My elementary school report cards were all the same: good grades in reading and arithmetic and spelling and a lesser grade in writing.

In the ’60s, “writing” didn’t mean what I do for a living now, but “handwriting” – starting with printing and then moving on to cursive. I still can hear my third-grade teacher Mrs. Clark leading us through the drills.

“Round, round, ready, write,” she would say, and I would flatten my forearm to the desk and, with awkward sweeping motions, make the letter C.

A classroom was such an intimate space back then that we all were aware of which students made the best letter Cs (always a girl and usually one with the long curls and the pretty dresses). I, being the opposite of that, never did get my Cs right, nor my Rs or the very tricky Ks.

Elementary schools stopped teaching cursive writing in the early 2000s, a bow to texting and computer-based learning. Although some states are bringing cursive back to the classroom, there’s a whole generation that struggles to fill out a check or read a letter from their grandmother.

This came to mind lately as I’ve been writing thank-you notes. As I usually do after production of a documentary I’ve produced, I follow up with notes to the people who participated. For this, I keep boxes of thank-you cards around. I know it’s a dying social habit – writing paper cards and sending them by snail mail – but it seems more personal than an email or a text.

But good lord, my handwriting. As my school grades would suggest, it never was pretty or even good, but it used to be legible. By college, I learned to write quickly and could decipher my own notes. Ditto my first years as a reporter, when I was taking notes every day; I’d developed my own kind of shorthand that looked like secret code, or a doctor’s prescription.

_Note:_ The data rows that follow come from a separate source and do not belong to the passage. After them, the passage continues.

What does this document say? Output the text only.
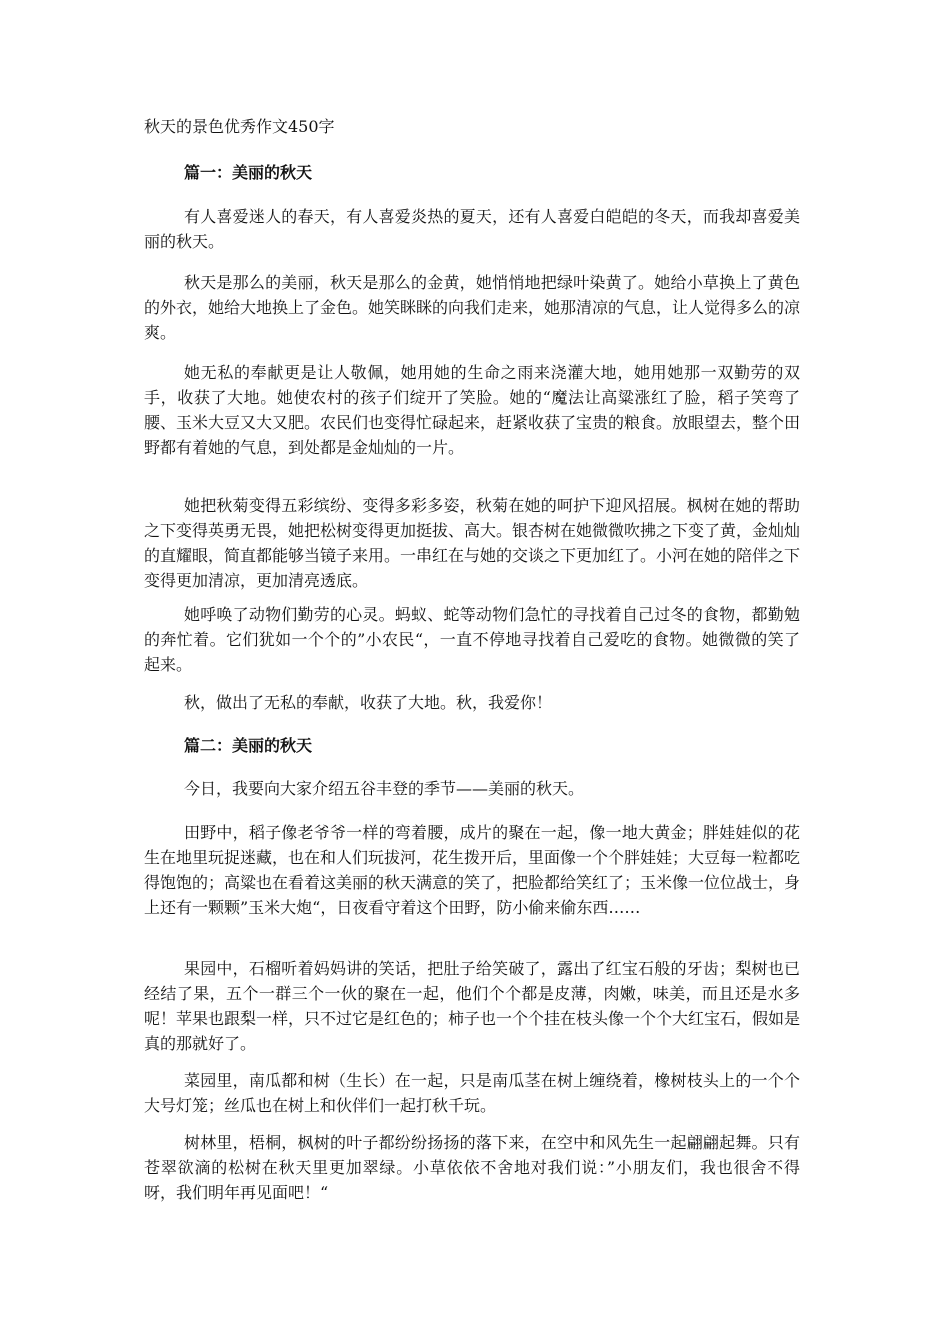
秋天的景色优秀作文450字
篇一：美丽的秋天

有人喜爱迷人的春天，有人喜爱炎热的夏天，还有人喜爱白皑皑的冬天，而我却喜爱美丽的秋天。

秋天是那么的美丽，秋天是那么的金黄，她悄悄地把绿叶染黄了。她给小草换上了黄色的外衣，她给大地换上了金色。她笑眯眯的向我们走来，她那清凉的气息，让人觉得多么的凉爽。

她无私的奉献更是让人敬佩，她用她的生命之雨来浇灌大地，她用她那一双勤劳的双手，收获了大地。她使农村的孩子们绽开了笑脸。她的“魔法让高粱涨红了脸，稻子笑弯了腰、玉米大豆又大又肥。农民们也变得忙碌起来，赶紧收获了宝贵的粮食。放眼望去，整个田野都有着她的气息，到处都是金灿灿的一片。

她把秋菊变得五彩缤纷、变得多彩多姿，秋菊在她的呵护下迎风招展。枫树在她的帮助之下变得英勇无畏，她把松树变得更加挺拔、高大。银杏树在她微微吹拂之下变了黄，金灿灿的直耀眼，简直都能够当镜子来用。一串红在与她的交谈之下更加红了。小河在她的陪伴之下变得更加清凉，更加清亮透底。

她呼唤了动物们勤劳的心灵。蚂蚁、蛇等动物们急忙的寻找着自己过冬的食物，都勤勉的奔忙着。它们犹如一个个的”小农民“，一直不停地寻找着自己爱吃的食物。她微微的笑了起来。

秋，做出了无私的奉献，收获了大地。秋，我爱你！

篇二：美丽的秋天

今日，我要向大家介绍五谷丰登的季节——美丽的秋天。

田野中，稻子像老爷爷一样的弯着腰，成片的聚在一起，像一地大黄金；胖娃娃似的花生在地里玩捉迷藏，也在和人们玩拔河，花生拨开后，里面像一个个胖娃娃；大豆每一粒都吃得饱饱的；高粱也在看着这美丽的秋天满意的笑了，把脸都给笑红了；玉米像一位位战士，身上还有一颗颗”玉米大炮“，日夜看守着这个田野，防小偷来偷东西……

果园中，石榴听着妈妈讲的笑话，把肚子给笑破了，露出了红宝石般的牙齿；梨树也已经结了果，五个一群三个一伙的聚在一起，他们个个都是皮薄，肉嫩，味美，而且还是水多呢！苹果也跟梨一样，只不过它是红色的；柿子也一个个挂在枝头像一个个大红宝石，假如是真的那就好了。

菜园里，南瓜都和树（生长）在一起，只是南瓜茎在树上缠绕着，橡树枝头上的一个个大号灯笼；丝瓜也在树上和伙伴们一起打秋千玩。

树林里，梧桐，枫树的叶子都纷纷扬扬的落下来，在空中和风先生一起翩翩起舞。只有苍翠欲滴的松树在秋天里更加翠绿。小草依依不舍地对我们说：”小朋友们，我也很舍不得呀，我们明年再见面吧！“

But then computers came along, and instead of gripping a pencil I was resting my palms on a keyboard. Days and weeks would go by without my needing to write much of anything.

And then one day you find yourself at the grocery store with a list you scribbled on the back of a piece of junk mail. What is that word in parentheses next to chicken? Is that yogurt? Yellow? What the heck kind of chicken was I planning to cook?

So of course, the thank-you notes have been a mess. I started and then tore up three cards because the handwriting was so out of control, spreading out at the beginning of sentences only to scrunch up and crowd up the edges at the end. These people deserve better than this.

My first television job was at an Ohio station whose general manager was married to an amateur handwriting analyst. She explained how she can tell if someone is sane and hardworking or lazy and dishonest. Maybe the boss asked her to take a look at my signature on some employment documents – or more likely not (I was hired, after all). I can only imagine what she’d think of me if she were to see my signature now.

Maybe I’m in a hurry when I write, or maybe my grip is not that strong. I think it’s the result of neglect. I can type this sentence at a rate of 70 words per minute, but ask me to write a simple note of thanks?

When you open the card and stare at the scribbled sentiments, please know that I meant well.